This project releases the automatic analysis tool and the resources in the article:
Xiaofei Lu and Renfen Hu (2021). Sense-aware lexical sophistication indices and their relationship to second language writing quality. Behavior Research Methods.
1. Install Python packages
Python 3.5+
NLTK
bert_serving
2. Download the pre-trained language model
In this study, we used the uncased BERT-Base
model to generate deep contextualized word embeddings. More options can be found at https://github.com/google-research/bert.
Since BERT is a deep learning model, it is suggested to use the tool on a GPU-based device.

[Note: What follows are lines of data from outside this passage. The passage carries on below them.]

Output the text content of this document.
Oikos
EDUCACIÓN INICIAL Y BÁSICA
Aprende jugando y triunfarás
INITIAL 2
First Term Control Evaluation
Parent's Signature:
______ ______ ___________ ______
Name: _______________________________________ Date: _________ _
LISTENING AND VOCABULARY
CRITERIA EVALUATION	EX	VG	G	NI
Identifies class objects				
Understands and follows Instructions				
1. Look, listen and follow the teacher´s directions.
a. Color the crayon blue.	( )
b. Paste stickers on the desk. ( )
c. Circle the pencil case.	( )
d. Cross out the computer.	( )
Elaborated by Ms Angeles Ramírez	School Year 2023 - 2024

3. Download the sense embeddings
The sense embeddings constructed in this study (about 107M) can be download at Google Drive or BNU Cloud Storage.
Please place the file in the dict
folder before running the codes.
Step 1. Start the BERT service.
bert-serving-start \
-pooling_strategy NONE \
-max_seq_len 128 \
-pooling_layer -1 \
-device_map 0 \ # please specify the GPU device ID
-model_dir bert_base \ # please specify the directory of the pre-trained BERT model
-show_tokens_to_client \
-priority_batch_size 32 # batch_size is set based on GPU memory, in this study the Nvidia 1080TI (11G memory) is used.
Step 2. Tag the senses for polysemous words.
python tag_text_server.py
In this step, we firstly conduct sentence tokenization for each essay, which can be seen in the folder of samples
. After that, we label the sense for each polysemous word sentence by sentence. The sense information is from the online version of Oxford dictionary.
The sense tagging results can be seen in the folder of output
.
Step 3. Terminate the BERT service.
bert-serving-terminate -port 5555
Step 4. Compute the sense-aware lexical sophistication indices.
python sense_aware_indices.py
The result can be seen in indices.csv
.